The Arizona Appeals Court affirmed. The Court began by holding that evidence of the State’s installation of warning signs was inadmissible under Ariz. R. Evid. 407 because it was a “subsequent remedial measure.” The fact that the State was not aware of the accident when it installed the signs was irrelevant because Rule 407 applies whenever “measures are taken” “after an event,” regardless of whether those measures are taken in response to the event. The Court further explained that its holding supported the policy underlying Rule 407, which is to encourage defendants to make safety changes without fearing potential claims.
The Court then held that the exclusion in Rule 407 allowing the introduction of “evidence of subsequent measures when offered for another purpose” did not apply in this case.
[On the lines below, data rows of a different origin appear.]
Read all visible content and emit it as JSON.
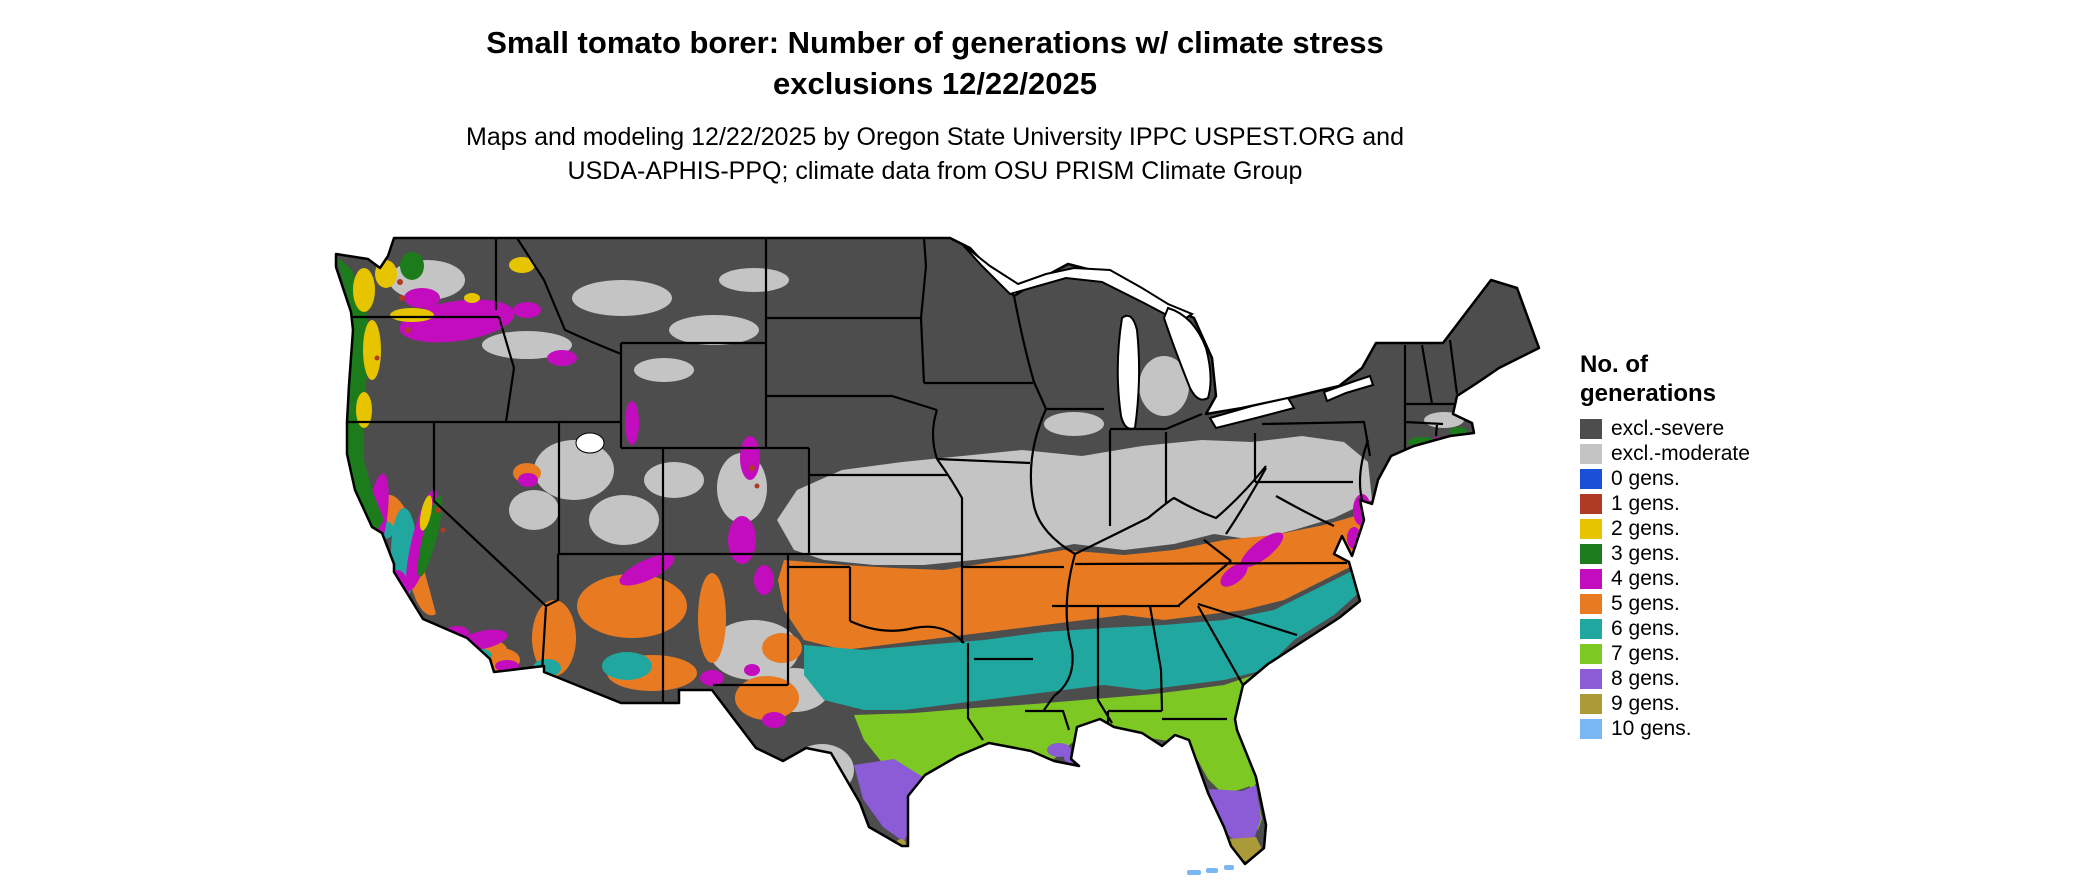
{
  "title": {
    "line1": "Small tomato borer: Number of generations w/ climate stress",
    "line2": "exclusions 12/22/2025"
  },
  "subtitle": {
    "line1": "Maps and modeling 12/22/2025 by Oregon State University IPPC USPEST.ORG and",
    "line2": "USDA-APHIS-PPQ; climate data from OSU PRISM Climate Group"
  },
  "legend": {
    "title_line1": "No. of",
    "title_line2": "generations",
    "items": [
      {
        "key": "severe",
        "label": "excl.-severe",
        "color": "#4D4D4D"
      },
      {
        "key": "moderate",
        "label": "excl.-moderate",
        "color": "#C4C4C4"
      },
      {
        "key": "g0",
        "label": "0 gens.",
        "color": "#1A50D8"
      },
      {
        "key": "g1",
        "label": "1 gens.",
        "color": "#B03B24"
      },
      {
        "key": "g2",
        "label": "2 gens.",
        "color": "#E6C400"
      },
      {
        "key": "g3",
        "label": "3 gens.",
        "color": "#1C7C1C"
      },
      {
        "key": "g4",
        "label": "4 gens.",
        "color": "#C20CBE"
      },
      {
        "key": "g5",
        "label": "5 gens.",
        "color": "#E87B22"
      },
      {
        "key": "g6",
        "label": "6 gens.",
        "color": "#20A8A0"
      },
      {
        "key": "g7",
        "label": "7 gens.",
        "color": "#7DC822"
      },
      {
        "key": "g8",
        "label": "8 gens.",
        "color": "#8B5CD6"
      },
      {
        "key": "g9",
        "label": "9 gens.",
        "color": "#AB9A38"
      },
      {
        "key": "g10",
        "label": "10 gens.",
        "color": "#79B7F2"
      }
    ]
  },
  "map": {
    "region": "Conterminous United States",
    "water_color": "#FFFFFF",
    "state_border_color": "#000000"
  }
}
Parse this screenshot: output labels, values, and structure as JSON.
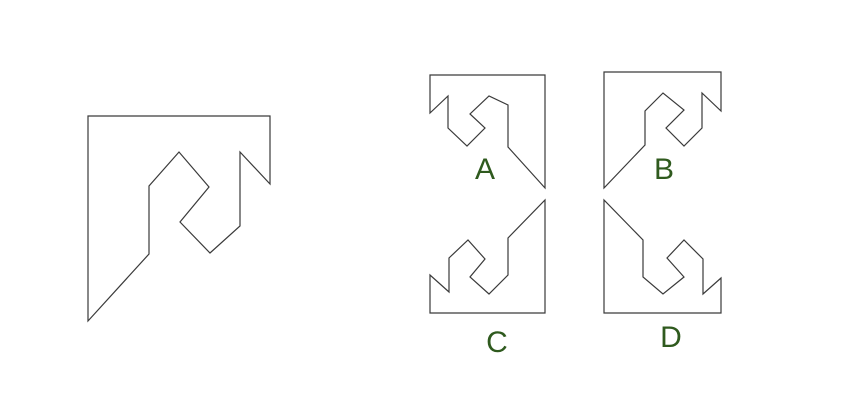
{
  "colors": {
    "stroke": "#3a3a3a",
    "label": "#2f5a1e",
    "background": "#ffffff"
  },
  "options": [
    {
      "id": "a",
      "label": "A"
    },
    {
      "id": "b",
      "label": "B"
    },
    {
      "id": "c",
      "label": "C"
    },
    {
      "id": "d",
      "label": "D"
    }
  ]
}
First, evidence of the sign installation could not be introduced to refute the State’s comparative negligence affirmative defense because that defense is inextricably intertwined with the State’s negligence, and thus the remedial measures evidence “constitutes direct proof of the defendant’s alleged primary negligence.” Second, the evidence could not be introduced to refute the State’s defense that the danger was open and obvious because the Johnson’s had other evidence to rebut that defense. Finally, the Court rejected the Johnson’s argument that the evidence was admissible to establish the State’s knowledge of the dangerous conditions, explaining that the State’s knowledge was an element of negligence, and thus did not constitute “another purpose.”
Judge Barker authored the opinion; Presiding Judge Weisberg and Judge Downie concurred.